In the early 1980s Ortiz returned to Spain, joining Leopold Sánchez, Manfred Sommer and Jordi Bernet in short-lived super-group cooperative Metropol, even as he worked with Antonio Segura on many long-lasting strips such as post-apocalyptic action-thriller Hombre.

Metropol’s collapse brought him back to British comics where he limned The Tower King and The House of Daemon for Eagle, strips including Rogue Trooper for 2000AD… and this macabre masterpiece…

Ortiz continued to excel, eventually settling in the Italian comics biz, with significant contributions to megastars Tex Willer, Ken Parker and Magico Vento. He died in Valencia on December 23rd 2013.

Because of the episodic nature of the material, originally delivered in sharp, spartan 4-page bursts (eventually dropping to a standard 3), I’m foregoing my usual self-indulgent and laborious waffle: leaving you with a précis of the theme and major landmarks…

A little bit into the future (as seen from the dystopian-yet-still-partially-civilised Britain of 1984), a council tower block is equipped with an experimental computer system to supervise all the building systems and services whilst simultaneously monitoring welfare and wellbeing of tenants. Maxwell Tower (one of the names we creative contributors waggishly called the offices of IPC’s comics division at that time) looms into the rather bleak urban night.

Within, however, novel computer-controlled systems assure everyone enjoys a happy life. The servers even manifest a congenial personality offering advice and a bit of company. Dubbed “Max” by tenants, it/he – just like $%*£!! Alexa or Siri today – increasingly inserts itself into every aspect of their lives through its constantly active monitoring systems. For their own good, naturally…
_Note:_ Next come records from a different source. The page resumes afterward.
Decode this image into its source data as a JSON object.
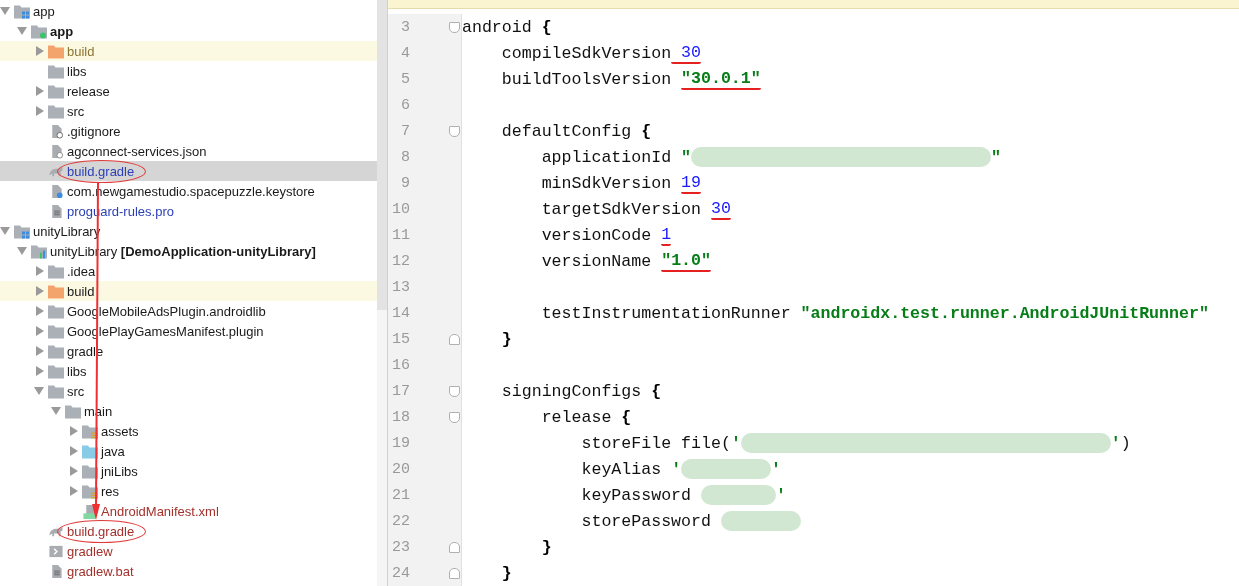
{
  "project_tree": [
    {
      "label": "app",
      "kind": "module",
      "expanded": true,
      "selected": false,
      "children": [
        {
          "label": "app",
          "kind": "app-module",
          "bold": true,
          "expanded": true,
          "selected": false,
          "children": [
            {
              "label": "build",
              "kind": "excluded-folder",
              "color": "#8a7430",
              "expanded": false,
              "selected": false
            },
            {
              "label": "libs",
              "kind": "folder",
              "selected": false
            },
            {
              "label": "release",
              "kind": "folder",
              "expanded": false,
              "selected": false
            },
            {
              "label": "src",
              "kind": "folder",
              "expanded": false,
              "selected": false
            },
            {
              "label": ".gitignore",
              "kind": "ignore-file",
              "selected": false
            },
            {
              "label": "agconnect-services.json",
              "kind": "json-file",
              "selected": false
            },
            {
              "label": "build.gradle",
              "kind": "gradle-file",
              "color": "#2a3fb5",
              "circled": true,
              "selected": true
            },
            {
              "label": "com.newgamestudio.spacepuzzle.keystore",
              "kind": "unknown-file",
              "selected": false
            },
            {
              "label": "proguard-rules.pro",
              "kind": "text-file",
              "color": "#2a3fb5",
              "selected": false
            }
          ]
        }
      ]
    },
    {
      "label": "unityLibrary",
      "kind": "module",
      "expanded": true,
      "selected": false,
      "children": [
        {
          "label": "unityLibrary **[DemoApplication-unityLibrary]**",
          "kind": "library-module",
          "expanded": true,
          "selected": false,
          "children": [
            {
              "label": ".idea",
              "kind": "folder",
              "expanded": false,
              "selected": false
            },
            {
              "label": "build",
              "kind": "excluded-folder",
              "expanded": false,
              "selected": false
            },
            {
              "label": "GoogleMobileAdsPlugin.androidlib",
              "kind": "folder",
              "expanded": false,
              "selected": false
            },
            {
              "label": "GooglePlayGamesManifest.plugin",
              "kind": "folder",
              "expanded": false,
              "selected": false
            },
            {
              "label": "gradle",
              "kind": "folder",
              "expanded": false,
              "selected": false
            },
            {
              "label": "libs",
              "kind": "folder",
              "expanded": false,
              "selected": false
            },
            {
              "label": "src",
              "kind": "folder",
              "expanded": true,
              "selected": false,
              "children": [
                {
                  "label": "main",
                  "kind": "folder",
                  "expanded": true,
                  "selected": false,
                  "children": [
                    {
                      "label": "assets",
                      "kind": "resource-folder",
                      "expanded": false,
                      "selected": false
                    },
                    {
                      "label": "java",
                      "kind": "source-folder",
                      "expanded": false,
                      "selected": false
                    },
                    {
                      "label": "jniLibs",
                      "kind": "folder",
                      "expanded": false,
                      "selected": false
                    },
                    {
                      "label": "res",
                      "kind": "resource-folder",
                      "expanded": false,
                      "selected": false
                    },
                    {
                      "label": "AndroidManifest.xml",
                      "kind": "manifest-file",
                      "color": "#a3312b",
                      "selected": false
                    }
                  ]
                }
              ]
            },
            {
              "label": "build.gradle",
              "kind": "gradle-file",
              "color": "#a3312b",
              "circled": true,
              "selected": false
            },
            {
              "label": "gradlew",
              "kind": "script-file",
              "color": "#a3312b",
              "selected": false
            },
            {
              "label": "gradlew.bat",
              "kind": "text-file",
              "color": "#a3312b",
              "selected": false
            }
          ]
        }
      ]
    }
  ],
  "editor": {
    "lines": [
      {
        "number": "3",
        "fold_start": true,
        "tokens": [
          {
            "text": "android ",
            "kind": "plain"
          },
          {
            "text": "{",
            "kind": "brace"
          }
        ]
      },
      {
        "number": "4",
        "tokens": [
          {
            "text": "    compileSdkVersion",
            "kind": "plain"
          },
          {
            "text": " 30",
            "kind": "number",
            "underlined": true
          }
        ]
      },
      {
        "number": "5",
        "tokens": [
          {
            "text": "    buildToolsVersion ",
            "kind": "plain"
          },
          {
            "text": "\"30.0.1\"",
            "kind": "string",
            "underlined": true
          }
        ]
      },
      {
        "number": "6"
      },
      {
        "number": "7",
        "fold_start": true,
        "tokens": [
          {
            "text": "    defaultConfig ",
            "kind": "plain"
          },
          {
            "text": "{",
            "kind": "brace"
          }
        ]
      },
      {
        "number": "8",
        "tokens": [
          {
            "text": "        applicationId ",
            "kind": "plain"
          },
          {
            "text": "\"",
            "kind": "string"
          },
          {
            "kind": "redacted"
          },
          {
            "text": "\"",
            "kind": "string"
          }
        ]
      },
      {
        "number": "9",
        "tokens": [
          {
            "text": "        minSdkVersion ",
            "kind": "plain"
          },
          {
            "text": "19",
            "kind": "number",
            "underlined": true
          }
        ]
      },
      {
        "number": "10",
        "tokens": [
          {
            "text": "        targetSdkVersion ",
            "kind": "plain"
          },
          {
            "text": "30",
            "kind": "number",
            "underlined": true
          }
        ]
      },
      {
        "number": "11",
        "tokens": [
          {
            "text": "        versionCode ",
            "kind": "plain"
          },
          {
            "text": "1",
            "kind": "number",
            "underlined": true
          }
        ]
      },
      {
        "number": "12",
        "tokens": [
          {
            "text": "        versionName ",
            "kind": "plain"
          },
          {
            "text": "\"1.0\"",
            "kind": "string",
            "underlined": true
          }
        ]
      },
      {
        "number": "13"
      },
      {
        "number": "14",
        "tokens": [
          {
            "text": "        testInstrumentationRunner ",
            "kind": "plain"
          },
          {
            "text": "\"androidx.test.runner.AndroidJUnitRunner\"",
            "kind": "string"
          }
        ]
      },
      {
        "number": "15",
        "fold_end": true,
        "tokens": [
          {
            "text": "    }",
            "kind": "brace"
          }
        ]
      },
      {
        "number": "16"
      },
      {
        "number": "17",
        "fold_start": true,
        "tokens": [
          {
            "text": "    signingConfigs ",
            "kind": "plain"
          },
          {
            "text": "{",
            "kind": "brace"
          }
        ]
      },
      {
        "number": "18",
        "fold_start": true,
        "tokens": [
          {
            "text": "        release ",
            "kind": "plain"
          },
          {
            "text": "{",
            "kind": "brace"
          }
        ]
      },
      {
        "number": "19",
        "tokens": [
          {
            "text": "            storeFile file(",
            "kind": "plain"
          },
          {
            "text": "'",
            "kind": "string"
          },
          {
            "kind": "redacted"
          },
          {
            "text": "'",
            "kind": "string"
          },
          {
            "text": ")",
            "kind": "plain"
          }
        ]
      },
      {
        "number": "20",
        "tokens": [
          {
            "text": "            keyAlias ",
            "kind": "plain"
          },
          {
            "text": "'",
            "kind": "string"
          },
          {
            "kind": "redacted"
          },
          {
            "text": "'",
            "kind": "string"
          }
        ]
      },
      {
        "number": "21",
        "tokens": [
          {
            "text": "            keyPassword ",
            "kind": "plain"
          },
          {
            "kind": "redacted"
          },
          {
            "text": "'",
            "kind": "string"
          }
        ]
      },
      {
        "number": "22",
        "tokens": [
          {
            "text": "            storePassword ",
            "kind": "plain"
          },
          {
            "kind": "redacted"
          }
        ]
      },
      {
        "number": "23",
        "fold_end": true,
        "tokens": [
          {
            "text": "        }",
            "kind": "brace"
          }
        ]
      },
      {
        "number": "24",
        "fold_end": true,
        "tokens": [
          {
            "text": "    }",
            "kind": "brace"
          }
        ]
      }
    ]
  }
}
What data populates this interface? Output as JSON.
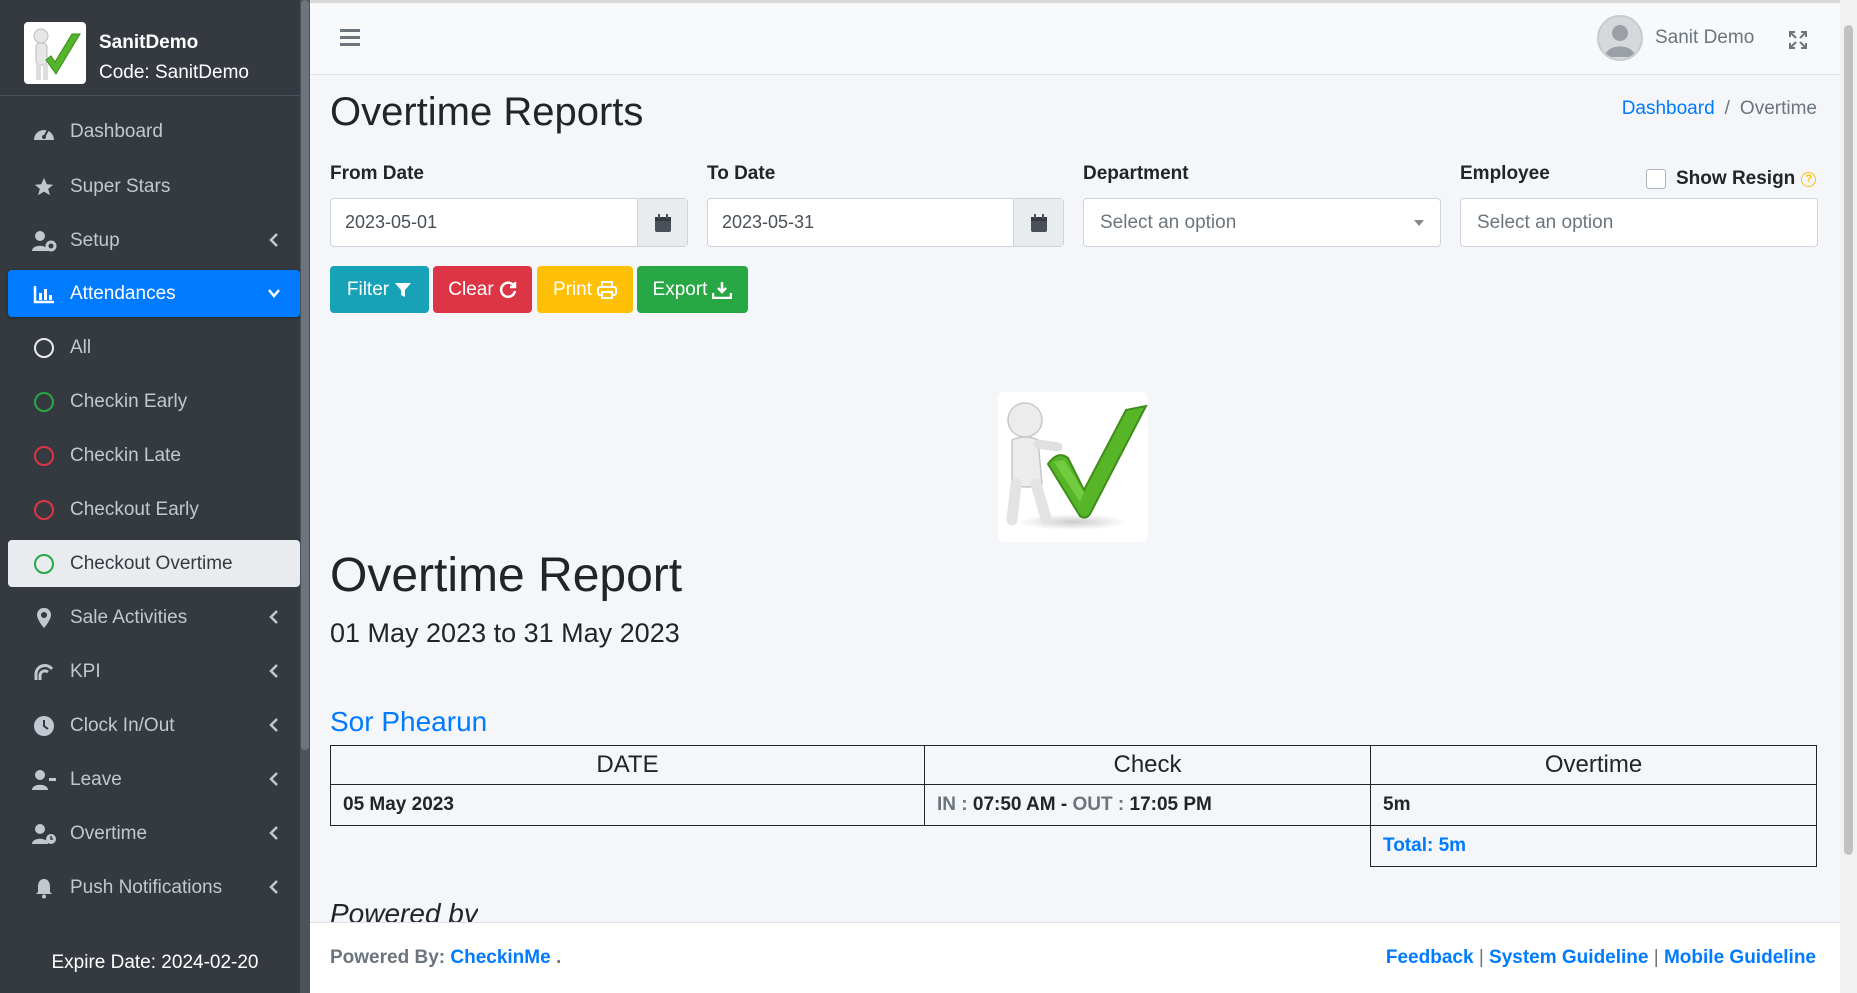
{
  "brand": {
    "name": "SanitDemo",
    "code": "Code: SanitDemo"
  },
  "sidebar": {
    "items": [
      {
        "label": "Dashboard",
        "icon": "dashboard-icon"
      },
      {
        "label": "Super Stars",
        "icon": "star-icon"
      },
      {
        "label": "Setup",
        "icon": "user-gear-icon"
      },
      {
        "label": "Attendances",
        "icon": "chart-bar-icon"
      },
      {
        "label": "All",
        "icon": "circle-icon"
      },
      {
        "label": "Checkin Early",
        "icon": "circle-icon"
      },
      {
        "label": "Checkin Late",
        "icon": "circle-icon"
      },
      {
        "label": "Checkout Early",
        "icon": "circle-icon"
      },
      {
        "label": "Checkout Overtime",
        "icon": "circle-icon"
      },
      {
        "label": "Sale Activities",
        "icon": "map-marker-icon"
      },
      {
        "label": "KPI",
        "icon": "gauge-icon"
      },
      {
        "label": "Clock In/Out",
        "icon": "clock-icon"
      },
      {
        "label": "Leave",
        "icon": "user-minus-icon"
      },
      {
        "label": "Overtime",
        "icon": "user-clock-icon"
      },
      {
        "label": "Push Notifications",
        "icon": "bell-icon"
      }
    ],
    "expire": "Expire Date: 2024-02-20"
  },
  "topbar": {
    "user_name": "Sanit Demo"
  },
  "page": {
    "title": "Overtime Reports",
    "breadcrumb": {
      "home": "Dashboard",
      "sep": "/",
      "current": "Overtime"
    }
  },
  "filters": {
    "from_label": "From Date",
    "from_value": "2023-05-01",
    "to_label": "To Date",
    "to_value": "2023-05-31",
    "dept_label": "Department",
    "dept_placeholder": "Select an option",
    "emp_label": "Employee",
    "emp_placeholder": "Select an option",
    "show_resign": "Show Resign",
    "help": "?"
  },
  "buttons": {
    "filter": "Filter",
    "clear": "Clear",
    "print": "Print",
    "export": "Export"
  },
  "colors": {
    "filter": "#17a2b8",
    "clear": "#dc3545",
    "print": "#ffc107",
    "export": "#28a745",
    "accent": "#007bff"
  },
  "report": {
    "title": "Overtime Report",
    "range": "01 May 2023 to 31 May 2023",
    "employee": "Sor Phearun",
    "headers": [
      "DATE",
      "Check",
      "Overtime"
    ],
    "rows": [
      {
        "date": "05 May 2023",
        "in_label": "IN :",
        "in_time": "07:50 AM",
        "dash": "-",
        "out_label": "OUT :",
        "out_time": "17:05 PM",
        "overtime": "5m"
      }
    ],
    "total": "Total: 5m",
    "powered_cut": "Powered by"
  },
  "footer": {
    "powered_label": "Powered By:",
    "powered_link": "CheckinMe",
    "powered_dot": ".",
    "links": [
      "Feedback",
      "System Guideline",
      "Mobile Guideline"
    ],
    "sep": "|"
  }
}
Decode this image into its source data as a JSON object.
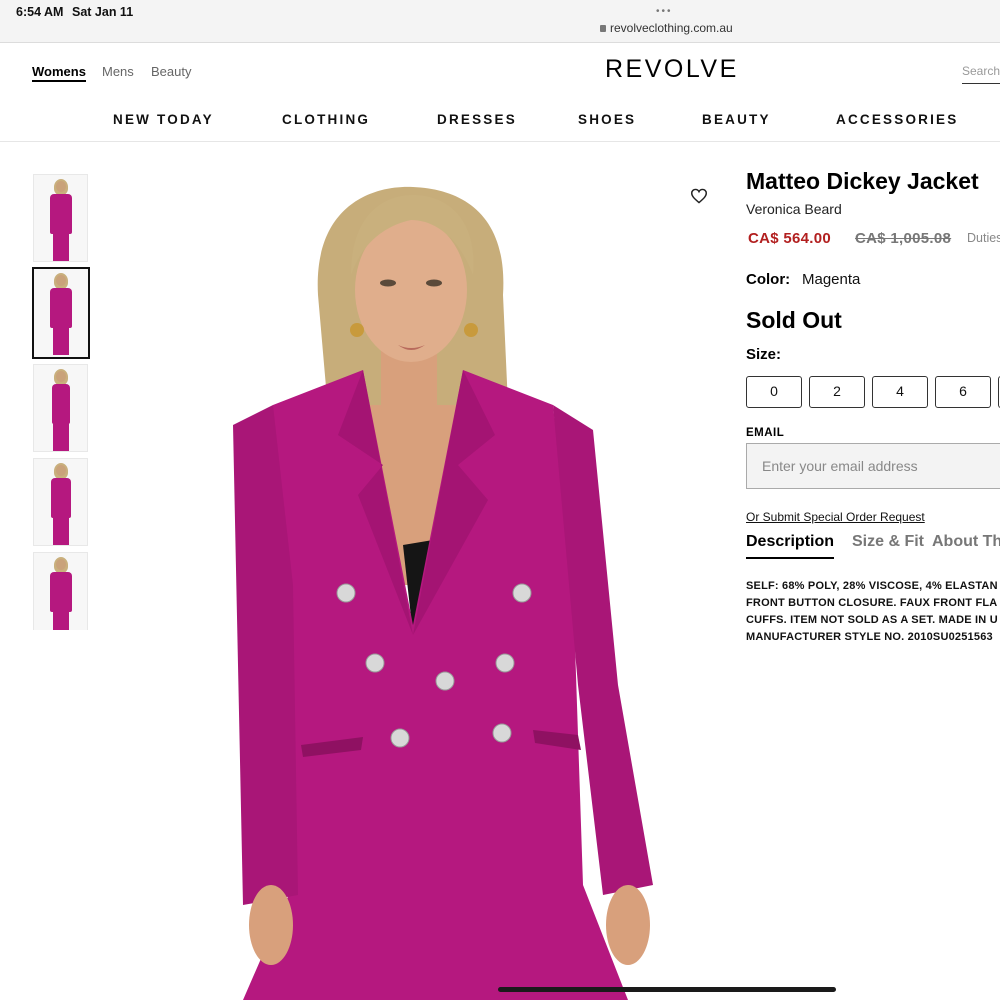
{
  "status_bar": {
    "time": "6:54 AM",
    "date": "Sat Jan 11",
    "dots": "•••",
    "url": "revolveclothing.com.au"
  },
  "header": {
    "gender_tabs": [
      "Womens",
      "Mens",
      "Beauty"
    ],
    "logo": "REVOLVE",
    "search_placeholder": "Search"
  },
  "nav": [
    "NEW TODAY",
    "CLOTHING",
    "DRESSES",
    "SHOES",
    "BEAUTY",
    "ACCESSORIES"
  ],
  "product": {
    "title": "Matteo Dickey Jacket",
    "brand": "Veronica Beard",
    "price_sale": "CA$ 564.00",
    "price_original": "CA$ 1,005.08",
    "duties_note": "Duties",
    "color_label": "Color:",
    "color_value": "Magenta",
    "availability": "Sold Out",
    "size_label": "Size:",
    "sizes": [
      "0",
      "2",
      "4",
      "6"
    ],
    "email_label": "EMAIL",
    "email_placeholder": "Enter your email address",
    "special_order": "Or Submit Special Order Request",
    "tabs": [
      "Description",
      "Size & Fit",
      "About Th"
    ],
    "description_lines": [
      "SELF: 68% POLY, 28% VISCOSE, 4% ELASTAN",
      "FRONT BUTTON CLOSURE. FAUX FRONT FLA",
      "CUFFS. ITEM NOT SOLD AS A SET. MADE IN U",
      "MANUFACTURER STYLE NO. 2010SU0251563"
    ]
  },
  "colors": {
    "accent_price": "#b21f1f",
    "product": "#b5187f"
  },
  "icons": {
    "wishlist": "heart-icon",
    "lock": "lock-icon"
  }
}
Because humans are fallible and quite silly, the architects fancifully never designated a 13th floor. Cognizant of human superstition, they designed their edifice to arbitrarily transit straight from 12 to 14. A human onsite controller/concierge/handyman lives in the penthouse. His name is Jerry and everything is just hunky-dory… until one day it isn’t…

The troubles apparently begin when a mother and son move in. They are trying to make a new start after losing the family breadwinner, but are plagued by a particularly persistent and violent debt-collector. After Mr. Kemp threatens the bereaved Henderson family, he stalks into an elevator and is later found on the ground floor, having suffered an agonising and fatal heart attack. Police write it off as an accident or misadventure, but they don’t know the truth.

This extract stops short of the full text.